“IF THE family is in good shape, then the company picks up. If the company is in good shape, then the family picks up. So it’s like two wheels going together.” - Masakazu Kongo, the 40th generation successor, Kongo Gumi (578-2006)
This is a continuation of last week’s article entitled, “Will Your Family Business survive for Generations?” but with a twist. I decided to make a case study of family-owned businesses that are going through periods of internal strife happening among family members, where battle lines have been set and relationships scarred for life in an otherwise predictable and preventable disagreement.
I am citing a particular case study sourced from the collection of ICMR that focuses on Kongo Gumi Co., an Osaka, Japan-based construction company regaled and revered as the world’s oldest continuously operating family-owned business until the end of 2005. The business, run by the Kongo family since 578, had been engaged in the construction of Buddhist temples since its inception. In recent times, it had diversified into general construction works as well. However, factors such as risking its resources by over-extending its financial resources during the economic downturn and failure to effectively respond to social changes led to the company’s ultimate demise.

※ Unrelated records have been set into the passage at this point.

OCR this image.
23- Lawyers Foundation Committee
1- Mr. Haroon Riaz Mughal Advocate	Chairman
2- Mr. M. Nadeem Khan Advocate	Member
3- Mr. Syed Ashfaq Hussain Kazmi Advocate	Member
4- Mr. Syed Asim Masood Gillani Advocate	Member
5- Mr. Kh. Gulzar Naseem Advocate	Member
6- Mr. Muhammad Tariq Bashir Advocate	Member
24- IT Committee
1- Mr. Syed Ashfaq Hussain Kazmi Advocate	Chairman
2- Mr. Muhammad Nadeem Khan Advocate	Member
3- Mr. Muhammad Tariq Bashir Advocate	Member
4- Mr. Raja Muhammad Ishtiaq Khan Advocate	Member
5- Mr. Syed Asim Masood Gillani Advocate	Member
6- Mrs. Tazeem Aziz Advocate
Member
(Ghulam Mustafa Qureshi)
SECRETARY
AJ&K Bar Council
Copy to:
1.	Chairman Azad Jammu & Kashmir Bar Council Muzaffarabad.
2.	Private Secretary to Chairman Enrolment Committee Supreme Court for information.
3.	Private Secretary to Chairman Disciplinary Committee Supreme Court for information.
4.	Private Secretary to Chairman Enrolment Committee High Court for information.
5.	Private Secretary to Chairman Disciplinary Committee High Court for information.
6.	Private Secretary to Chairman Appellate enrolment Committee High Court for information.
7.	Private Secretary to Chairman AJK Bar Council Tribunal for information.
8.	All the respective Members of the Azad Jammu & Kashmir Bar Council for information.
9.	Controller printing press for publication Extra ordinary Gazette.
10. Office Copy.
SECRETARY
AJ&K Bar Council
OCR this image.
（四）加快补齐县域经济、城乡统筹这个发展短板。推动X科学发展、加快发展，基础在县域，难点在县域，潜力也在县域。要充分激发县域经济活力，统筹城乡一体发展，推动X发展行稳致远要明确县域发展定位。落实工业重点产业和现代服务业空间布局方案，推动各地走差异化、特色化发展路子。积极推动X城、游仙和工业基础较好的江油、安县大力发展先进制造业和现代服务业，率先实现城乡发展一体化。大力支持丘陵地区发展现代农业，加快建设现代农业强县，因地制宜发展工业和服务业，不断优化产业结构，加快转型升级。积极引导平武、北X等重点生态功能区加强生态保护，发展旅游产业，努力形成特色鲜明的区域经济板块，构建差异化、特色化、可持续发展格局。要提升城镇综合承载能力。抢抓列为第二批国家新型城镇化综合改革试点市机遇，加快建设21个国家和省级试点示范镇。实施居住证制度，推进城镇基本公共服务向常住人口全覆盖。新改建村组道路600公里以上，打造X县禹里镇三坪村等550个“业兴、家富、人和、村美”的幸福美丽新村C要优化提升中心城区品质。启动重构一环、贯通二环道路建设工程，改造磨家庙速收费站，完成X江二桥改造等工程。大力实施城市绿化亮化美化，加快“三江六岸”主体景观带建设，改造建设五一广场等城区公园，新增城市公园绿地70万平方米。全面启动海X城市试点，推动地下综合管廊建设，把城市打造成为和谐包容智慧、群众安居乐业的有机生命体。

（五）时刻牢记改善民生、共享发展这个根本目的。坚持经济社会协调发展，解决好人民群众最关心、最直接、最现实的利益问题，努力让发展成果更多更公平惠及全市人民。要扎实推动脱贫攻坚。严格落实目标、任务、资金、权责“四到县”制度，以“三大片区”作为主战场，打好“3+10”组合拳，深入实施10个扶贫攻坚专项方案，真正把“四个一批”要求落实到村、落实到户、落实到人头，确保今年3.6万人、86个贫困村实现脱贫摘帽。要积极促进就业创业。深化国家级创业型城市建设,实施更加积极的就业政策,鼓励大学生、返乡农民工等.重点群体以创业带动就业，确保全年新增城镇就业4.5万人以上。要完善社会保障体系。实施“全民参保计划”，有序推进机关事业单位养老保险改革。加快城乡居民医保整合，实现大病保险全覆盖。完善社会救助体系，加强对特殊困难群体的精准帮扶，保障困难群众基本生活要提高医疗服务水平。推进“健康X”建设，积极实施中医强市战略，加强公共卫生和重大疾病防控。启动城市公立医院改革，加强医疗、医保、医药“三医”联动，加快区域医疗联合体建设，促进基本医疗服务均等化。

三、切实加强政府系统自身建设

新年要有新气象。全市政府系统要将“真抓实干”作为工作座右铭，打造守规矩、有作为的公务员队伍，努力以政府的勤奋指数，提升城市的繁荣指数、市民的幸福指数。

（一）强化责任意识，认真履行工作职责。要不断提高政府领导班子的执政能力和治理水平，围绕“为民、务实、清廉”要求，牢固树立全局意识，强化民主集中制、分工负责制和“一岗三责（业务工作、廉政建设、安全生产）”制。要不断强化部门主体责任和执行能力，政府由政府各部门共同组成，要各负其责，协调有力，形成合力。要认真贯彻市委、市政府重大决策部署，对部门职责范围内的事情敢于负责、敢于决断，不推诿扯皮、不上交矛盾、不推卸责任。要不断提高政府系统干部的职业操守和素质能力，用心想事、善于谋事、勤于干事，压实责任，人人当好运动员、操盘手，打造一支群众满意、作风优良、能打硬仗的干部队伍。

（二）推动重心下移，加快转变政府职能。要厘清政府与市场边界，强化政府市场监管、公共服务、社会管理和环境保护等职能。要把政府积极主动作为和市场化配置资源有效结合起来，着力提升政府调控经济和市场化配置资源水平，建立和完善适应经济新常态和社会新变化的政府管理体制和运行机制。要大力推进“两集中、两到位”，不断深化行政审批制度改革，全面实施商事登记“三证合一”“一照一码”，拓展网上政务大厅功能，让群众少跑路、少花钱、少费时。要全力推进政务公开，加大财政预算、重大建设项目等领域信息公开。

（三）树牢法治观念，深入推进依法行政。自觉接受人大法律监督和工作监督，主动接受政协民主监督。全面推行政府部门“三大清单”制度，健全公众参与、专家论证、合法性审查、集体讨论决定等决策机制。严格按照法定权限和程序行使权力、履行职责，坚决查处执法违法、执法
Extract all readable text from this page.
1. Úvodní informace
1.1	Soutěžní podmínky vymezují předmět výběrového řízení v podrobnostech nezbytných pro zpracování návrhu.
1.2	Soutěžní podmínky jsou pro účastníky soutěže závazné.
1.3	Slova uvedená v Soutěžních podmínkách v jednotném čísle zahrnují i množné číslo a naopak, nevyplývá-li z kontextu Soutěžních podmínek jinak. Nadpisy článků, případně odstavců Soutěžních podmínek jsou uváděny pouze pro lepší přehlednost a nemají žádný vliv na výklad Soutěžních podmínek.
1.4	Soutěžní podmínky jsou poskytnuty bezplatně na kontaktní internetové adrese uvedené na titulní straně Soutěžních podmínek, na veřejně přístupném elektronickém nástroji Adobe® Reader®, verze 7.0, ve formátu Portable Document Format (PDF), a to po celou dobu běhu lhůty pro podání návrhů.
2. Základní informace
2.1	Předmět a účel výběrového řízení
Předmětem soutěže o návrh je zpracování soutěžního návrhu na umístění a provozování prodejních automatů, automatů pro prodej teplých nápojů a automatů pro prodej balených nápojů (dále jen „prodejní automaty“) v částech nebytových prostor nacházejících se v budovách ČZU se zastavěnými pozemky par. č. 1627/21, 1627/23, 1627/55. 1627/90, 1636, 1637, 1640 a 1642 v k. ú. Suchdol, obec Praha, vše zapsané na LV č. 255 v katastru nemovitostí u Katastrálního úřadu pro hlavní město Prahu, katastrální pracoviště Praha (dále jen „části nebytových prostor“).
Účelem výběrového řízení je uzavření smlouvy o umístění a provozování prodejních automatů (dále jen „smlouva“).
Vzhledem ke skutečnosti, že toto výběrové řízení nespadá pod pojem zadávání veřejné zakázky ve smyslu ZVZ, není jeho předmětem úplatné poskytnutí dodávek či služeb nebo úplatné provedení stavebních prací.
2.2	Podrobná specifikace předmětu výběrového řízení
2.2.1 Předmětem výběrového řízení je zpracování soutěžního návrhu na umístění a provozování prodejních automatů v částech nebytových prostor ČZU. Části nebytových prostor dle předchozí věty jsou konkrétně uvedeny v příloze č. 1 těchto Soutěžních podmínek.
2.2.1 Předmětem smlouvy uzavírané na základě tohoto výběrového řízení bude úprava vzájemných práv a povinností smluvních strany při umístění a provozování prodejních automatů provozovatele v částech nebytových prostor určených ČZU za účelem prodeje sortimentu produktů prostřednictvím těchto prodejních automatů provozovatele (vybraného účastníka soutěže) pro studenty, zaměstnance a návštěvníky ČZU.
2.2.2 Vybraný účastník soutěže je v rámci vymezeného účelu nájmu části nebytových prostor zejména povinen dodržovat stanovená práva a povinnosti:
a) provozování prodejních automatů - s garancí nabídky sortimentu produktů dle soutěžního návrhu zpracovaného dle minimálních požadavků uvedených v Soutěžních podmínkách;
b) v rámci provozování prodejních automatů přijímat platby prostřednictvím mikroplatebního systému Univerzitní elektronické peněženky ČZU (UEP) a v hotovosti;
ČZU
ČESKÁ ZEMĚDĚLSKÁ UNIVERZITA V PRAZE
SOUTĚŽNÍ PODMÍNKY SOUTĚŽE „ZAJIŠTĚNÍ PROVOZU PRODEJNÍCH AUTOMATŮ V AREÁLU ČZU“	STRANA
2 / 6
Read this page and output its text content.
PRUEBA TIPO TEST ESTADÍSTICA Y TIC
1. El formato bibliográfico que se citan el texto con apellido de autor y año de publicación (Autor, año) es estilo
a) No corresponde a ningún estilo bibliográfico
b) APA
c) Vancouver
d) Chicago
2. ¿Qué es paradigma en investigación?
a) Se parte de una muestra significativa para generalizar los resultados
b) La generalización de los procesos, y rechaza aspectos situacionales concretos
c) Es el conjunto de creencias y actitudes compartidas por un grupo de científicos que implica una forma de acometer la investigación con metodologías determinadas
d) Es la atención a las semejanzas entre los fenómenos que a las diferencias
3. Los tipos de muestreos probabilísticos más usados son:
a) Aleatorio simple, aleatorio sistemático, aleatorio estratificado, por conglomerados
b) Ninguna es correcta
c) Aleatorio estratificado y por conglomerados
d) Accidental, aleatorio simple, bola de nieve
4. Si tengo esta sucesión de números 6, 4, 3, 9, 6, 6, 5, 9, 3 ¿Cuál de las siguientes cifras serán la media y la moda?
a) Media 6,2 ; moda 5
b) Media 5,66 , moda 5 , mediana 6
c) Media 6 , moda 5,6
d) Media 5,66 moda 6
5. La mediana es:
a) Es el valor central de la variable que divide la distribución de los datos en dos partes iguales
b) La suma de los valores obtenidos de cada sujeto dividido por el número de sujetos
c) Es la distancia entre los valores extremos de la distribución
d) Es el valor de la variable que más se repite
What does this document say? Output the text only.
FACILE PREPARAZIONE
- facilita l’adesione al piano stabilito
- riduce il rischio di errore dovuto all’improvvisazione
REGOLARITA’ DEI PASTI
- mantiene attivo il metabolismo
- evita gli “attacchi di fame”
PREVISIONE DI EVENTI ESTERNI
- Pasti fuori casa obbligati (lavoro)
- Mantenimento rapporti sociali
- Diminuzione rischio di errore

As the case study highlighted, in January 2006, Kongo Gumi was liquidated and became a wholly owned subsidiary of Takamatsu Construction Group Co. With this acquisition, the unbelievable run of Kongo Gumi as a family-owned business that spread across 39 generations ended. At 1,428 years old, it has done what 99.9999 percent of family-owned businesses in the world have miserably failed to achieve... extend the life of the business for as long as it takes.
Family-owned businesses must change to survive
What lessons can we learn from Kongo Gumi?
We can just narrow it down to value-based management and succession planning practices. As added learning, it pays to understand and compare the most pervasive and unacceptable practices currently affecting family relationships. After collaborating with leading family business learning institute ExCed Group, we have observed that the most common causes of conflict stems from old practices and traditions that are usually started by its founder and inherited by the next generation successor.
There is a huge difference between family- and non-family-run businesses. In family-controlled enterprises, family comes first. Family members, especially business leaders, follow certain altruistic behaviors to keep family members happy regardless of his or her contribution to the business. In typical patriarchal fashion, the owner stubbornly coddles the offspring and looks the other way despite the adult child being the least capable among siblings. This creates natural sibling rivalries and can escalate to real infighting when the next generation members assume leadership.
•The penchant to blindly follow tradition.
Most business leaders commit a grave mistake when they provide some form of financial entitlement to family members. These entitlements come in the form of gifts or cash during special occasions (birthdays, Christmas, anniversaries etc.). Expectedly, the children develop the habit of demanding a share of the profits each year. This expectation, when unmet, can become a major source of conflict.
•To keep the peace, family members avoid making changes that upset the traditional way the family does things.
As to employment, family members look at the business as a safe haven constantly prodded by the parents that the family business will always welcome them even if they are not qualified. In short, the thrust of the leader is to keep the company going so other family members can have jobs. This action is dangerous.